Zooming in Toward the Sun’s Surface as a Solar Flare Erupts

By Tom Yulsman | August 13, 2013 12:09 pm

A screenshot from a video showing a solar flare erupting from the sun on Aug. 12, 2013. (Credit: NASA)

Click on the screenshot of the video above to watch intense radiation explode in a solar flare recorded yesterday by a NASA spacecraft.

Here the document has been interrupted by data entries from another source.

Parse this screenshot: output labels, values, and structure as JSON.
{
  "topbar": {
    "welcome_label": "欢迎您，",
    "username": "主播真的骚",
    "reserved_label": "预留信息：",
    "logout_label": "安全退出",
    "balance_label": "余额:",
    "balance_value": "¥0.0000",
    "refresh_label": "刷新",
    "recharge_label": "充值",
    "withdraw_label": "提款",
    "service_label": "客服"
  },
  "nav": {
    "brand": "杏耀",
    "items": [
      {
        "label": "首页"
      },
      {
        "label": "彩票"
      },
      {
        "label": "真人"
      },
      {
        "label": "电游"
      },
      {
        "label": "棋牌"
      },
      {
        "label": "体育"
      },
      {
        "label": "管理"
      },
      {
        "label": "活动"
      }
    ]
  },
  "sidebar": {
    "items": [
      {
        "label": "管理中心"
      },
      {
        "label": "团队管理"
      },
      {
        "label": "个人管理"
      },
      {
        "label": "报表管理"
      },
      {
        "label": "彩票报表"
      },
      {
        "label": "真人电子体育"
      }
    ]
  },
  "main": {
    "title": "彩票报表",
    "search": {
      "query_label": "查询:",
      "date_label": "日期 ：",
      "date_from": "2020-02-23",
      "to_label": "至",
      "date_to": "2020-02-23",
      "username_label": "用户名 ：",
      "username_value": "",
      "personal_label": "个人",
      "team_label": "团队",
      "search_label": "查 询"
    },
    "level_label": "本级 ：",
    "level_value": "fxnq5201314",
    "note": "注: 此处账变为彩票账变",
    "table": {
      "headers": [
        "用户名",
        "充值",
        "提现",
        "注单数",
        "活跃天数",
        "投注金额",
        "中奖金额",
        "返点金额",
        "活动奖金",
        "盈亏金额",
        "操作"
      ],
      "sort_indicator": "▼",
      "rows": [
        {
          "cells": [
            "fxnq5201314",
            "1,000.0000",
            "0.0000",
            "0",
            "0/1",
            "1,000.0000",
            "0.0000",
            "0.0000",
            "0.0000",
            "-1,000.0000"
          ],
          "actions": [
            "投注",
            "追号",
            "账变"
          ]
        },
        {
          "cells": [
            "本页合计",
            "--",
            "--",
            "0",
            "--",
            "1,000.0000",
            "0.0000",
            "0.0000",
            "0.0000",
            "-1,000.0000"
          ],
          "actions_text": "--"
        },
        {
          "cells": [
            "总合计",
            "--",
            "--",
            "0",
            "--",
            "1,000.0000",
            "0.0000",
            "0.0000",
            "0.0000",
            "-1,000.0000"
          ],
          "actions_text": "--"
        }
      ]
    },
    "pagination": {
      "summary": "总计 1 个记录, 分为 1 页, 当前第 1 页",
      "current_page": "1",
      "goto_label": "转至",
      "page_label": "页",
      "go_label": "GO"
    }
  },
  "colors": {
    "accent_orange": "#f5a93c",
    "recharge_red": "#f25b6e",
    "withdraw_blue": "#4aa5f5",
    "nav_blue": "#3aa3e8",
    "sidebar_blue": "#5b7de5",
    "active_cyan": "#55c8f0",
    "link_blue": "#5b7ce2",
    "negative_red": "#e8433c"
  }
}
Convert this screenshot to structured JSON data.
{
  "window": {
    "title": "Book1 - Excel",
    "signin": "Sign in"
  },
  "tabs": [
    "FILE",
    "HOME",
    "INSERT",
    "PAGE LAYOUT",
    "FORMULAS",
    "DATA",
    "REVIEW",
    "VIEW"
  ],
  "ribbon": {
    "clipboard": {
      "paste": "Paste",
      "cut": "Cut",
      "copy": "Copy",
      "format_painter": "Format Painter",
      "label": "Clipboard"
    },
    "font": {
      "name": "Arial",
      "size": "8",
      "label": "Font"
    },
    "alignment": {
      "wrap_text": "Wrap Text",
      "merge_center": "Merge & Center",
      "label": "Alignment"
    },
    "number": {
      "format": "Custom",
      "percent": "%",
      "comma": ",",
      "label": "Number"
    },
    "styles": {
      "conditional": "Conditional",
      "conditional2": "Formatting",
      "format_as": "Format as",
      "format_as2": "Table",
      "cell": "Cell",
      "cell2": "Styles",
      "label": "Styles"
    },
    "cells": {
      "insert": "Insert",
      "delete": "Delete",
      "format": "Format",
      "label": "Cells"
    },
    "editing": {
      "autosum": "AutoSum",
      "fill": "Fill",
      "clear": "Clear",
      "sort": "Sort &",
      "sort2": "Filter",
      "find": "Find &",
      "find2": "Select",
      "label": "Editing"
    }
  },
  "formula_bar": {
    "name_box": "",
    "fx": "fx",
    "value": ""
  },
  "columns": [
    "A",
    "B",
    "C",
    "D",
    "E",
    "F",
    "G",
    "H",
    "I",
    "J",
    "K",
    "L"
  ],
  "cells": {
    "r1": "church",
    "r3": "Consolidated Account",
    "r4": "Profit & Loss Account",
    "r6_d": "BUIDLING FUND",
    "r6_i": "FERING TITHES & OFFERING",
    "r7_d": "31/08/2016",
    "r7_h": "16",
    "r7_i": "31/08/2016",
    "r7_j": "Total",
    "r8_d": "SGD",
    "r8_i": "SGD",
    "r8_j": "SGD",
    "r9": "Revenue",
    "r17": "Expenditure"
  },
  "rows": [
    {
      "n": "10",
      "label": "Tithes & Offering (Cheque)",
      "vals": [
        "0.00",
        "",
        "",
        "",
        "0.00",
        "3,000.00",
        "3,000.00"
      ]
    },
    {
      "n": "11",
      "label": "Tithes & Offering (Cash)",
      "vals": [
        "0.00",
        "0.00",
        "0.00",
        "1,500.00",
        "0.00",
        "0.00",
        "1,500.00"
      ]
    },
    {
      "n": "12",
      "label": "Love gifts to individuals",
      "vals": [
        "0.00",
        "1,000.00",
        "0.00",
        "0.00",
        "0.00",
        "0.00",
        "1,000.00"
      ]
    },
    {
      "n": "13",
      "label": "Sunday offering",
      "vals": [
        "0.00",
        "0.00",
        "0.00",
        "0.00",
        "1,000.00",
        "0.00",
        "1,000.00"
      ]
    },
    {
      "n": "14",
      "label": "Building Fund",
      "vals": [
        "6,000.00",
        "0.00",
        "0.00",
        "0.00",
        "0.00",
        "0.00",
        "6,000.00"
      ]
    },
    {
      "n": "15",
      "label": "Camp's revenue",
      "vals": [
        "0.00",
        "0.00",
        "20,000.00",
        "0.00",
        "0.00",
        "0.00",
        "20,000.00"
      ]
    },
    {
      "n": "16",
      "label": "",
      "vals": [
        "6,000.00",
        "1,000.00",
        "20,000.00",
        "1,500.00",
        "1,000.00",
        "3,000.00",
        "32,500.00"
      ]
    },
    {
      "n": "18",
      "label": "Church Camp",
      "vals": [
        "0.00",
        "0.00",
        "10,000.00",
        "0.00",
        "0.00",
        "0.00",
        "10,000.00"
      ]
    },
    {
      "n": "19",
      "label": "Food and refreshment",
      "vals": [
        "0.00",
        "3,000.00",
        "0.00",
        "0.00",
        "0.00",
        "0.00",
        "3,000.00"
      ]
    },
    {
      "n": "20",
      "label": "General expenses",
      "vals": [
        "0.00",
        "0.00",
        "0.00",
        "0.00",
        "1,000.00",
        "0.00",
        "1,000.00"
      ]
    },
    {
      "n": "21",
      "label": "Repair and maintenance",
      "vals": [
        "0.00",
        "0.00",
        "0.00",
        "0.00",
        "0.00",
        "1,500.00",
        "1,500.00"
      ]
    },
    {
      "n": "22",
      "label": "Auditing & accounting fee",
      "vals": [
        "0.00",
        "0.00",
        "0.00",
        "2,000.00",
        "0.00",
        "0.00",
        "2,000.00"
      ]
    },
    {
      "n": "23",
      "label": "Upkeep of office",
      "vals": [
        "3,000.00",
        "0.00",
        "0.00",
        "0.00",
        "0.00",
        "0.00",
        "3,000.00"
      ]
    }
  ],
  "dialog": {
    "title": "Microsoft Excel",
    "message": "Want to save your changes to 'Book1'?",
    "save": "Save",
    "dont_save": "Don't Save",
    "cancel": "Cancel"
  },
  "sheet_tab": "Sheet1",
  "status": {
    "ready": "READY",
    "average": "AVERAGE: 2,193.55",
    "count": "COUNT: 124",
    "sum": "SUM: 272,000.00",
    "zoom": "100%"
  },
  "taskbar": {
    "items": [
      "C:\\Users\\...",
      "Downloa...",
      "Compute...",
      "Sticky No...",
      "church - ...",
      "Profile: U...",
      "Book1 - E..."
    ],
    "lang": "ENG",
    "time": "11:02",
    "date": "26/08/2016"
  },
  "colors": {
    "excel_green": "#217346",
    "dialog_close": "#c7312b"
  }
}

As solar flares go, this one was medium in size — and not anything to worry about. No significant disruptions to systems here on Earth are expected from the radiation blasted out into space by the M1.5 class flare, according to the Space Weather Prediction Center. (You can get the latest SWPC forecast here.)

All the same, watching an explosion like this unfold in closeup can be a humbling experience, especially when you realize that the area from which the flare erupted is probably bigger than our whole planet.

The video, from NASA’s Solar Dynamics Observatory, starts with a wide view of the sun. As it progresses, it zooms in to a super-closeup, along the way showing the flare in different wavelengths of light that highlight various characteristics of the sun and its magnetic field.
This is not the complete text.